A cluster of former Soviet republics and satellites—Poland, Hungary, the Czech Republic, Slovakia, the Baltic States—all suffered their own version of reform fatigue. But the prospect of membership in the EU gave them the fortitude and confidence to stay on course. That inducement is likely to have the same salutary effect in the years ahead on other candidates for the EU: Bulgaria, Romania and, crucially, Turkey.
Russia, however, is not an applicant for the EU and would be unlikely to be accepted any time soon if it were to apply. That fact makes many Russians feel they are essentially on their own, a Eurasian special case rather than a real European country. They want to modernize their country, but they are determined to do it their own way, not according to some Western formula or by Western standards.
Pessimists among Putin’s liberal critics see him as the embodiment of that view. They lament that Russia’s 13-year experiment with democracy has failed. They predict that it will be a generation or more before Russia recovers from the current backsliding and once again orients itself toward the rule of law, an open society, and pluralistic politics.
Optimists counter that “generations” are changing quickly—and that many younger politicians, notably including those associated with Putin’s “party of power,” are more pragmatic than their nationalistic, demagogic elders.

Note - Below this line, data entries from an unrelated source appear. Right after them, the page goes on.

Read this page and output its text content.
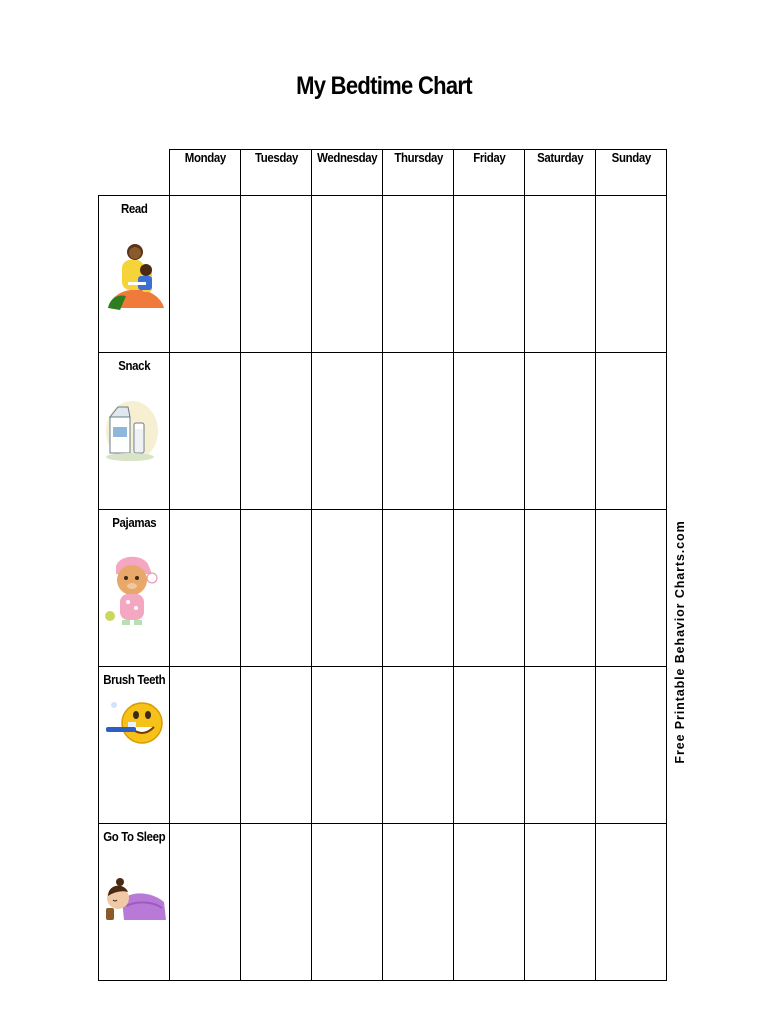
My Bedtime Chart
	Monday	Tuesday	Wednesday	Thursday	Friday	Saturday	Sunday

Read							

Snack							

Pajamas							

Brush Teeth							

Go To Sleep							

Free Printable Behavior Charts.com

Putin’s overwhelming re-election gives him broad scope in defining what kind of leader he wants to be for the next four years—and where he wants to lead Russia. Having used his first term, as he sees it, to deal with the excesses and shortcomings of Yeltsin’s rule, he could use his second term to moderate the more retrograde and repressive aspects of the way he is running Russia.
Granted, he will not be under much pressure to move in that direction from the business and political élites, the electronic media, or the parliament, all of which he has rendered largely subservient.
But he may be susceptible to the logic of what Russians call “life itself.” If the high oil prices on which Russia so depends were to drop, Russia’s economic growth would be in jeopardy—and with it Putin’s popularity. If Putin lets the remnants of the massive, stifling bureaucracy reassert themselves, they may thwart his effort to make the machinery of the state more efficient.
Another potential source of inducement for Putin to moderate his own hard line is the influence of Western leaders. During a visit to Moscow shortly before Putin’s inauguration, a number of the Russians I spoke to were convinced that the West has more leverage on Russia than it is currently using. While Putin is resistant to anything that sounds like preachment or pressure, there is a case to be made, based on Russia’s—and Putin’s own—self-interest, for a return to liberalization: a prosperous, free-market economy can only emerge in an environment characterized by policies and institutions that promote and protect political freedoms and an open society.
Since Putin said as much in his inaugural address, this is a case that his friends and partners in Europe and in Washington should be able to reinforce. They will have an opportunity to do so at the Sea Island meeting of the G-8 in June, and between then and 2006, when Russia will be hosting a G-8 summit of its own—and when it hopes to enter the World Trade Organization.
It is very much in the West’s interests to put the evolution of Russian politics on the agenda for those meetings, since as history has repeatedly taught us, Russia’s external behavior is ultimately, and deeply, rooted in the nature of its internal system.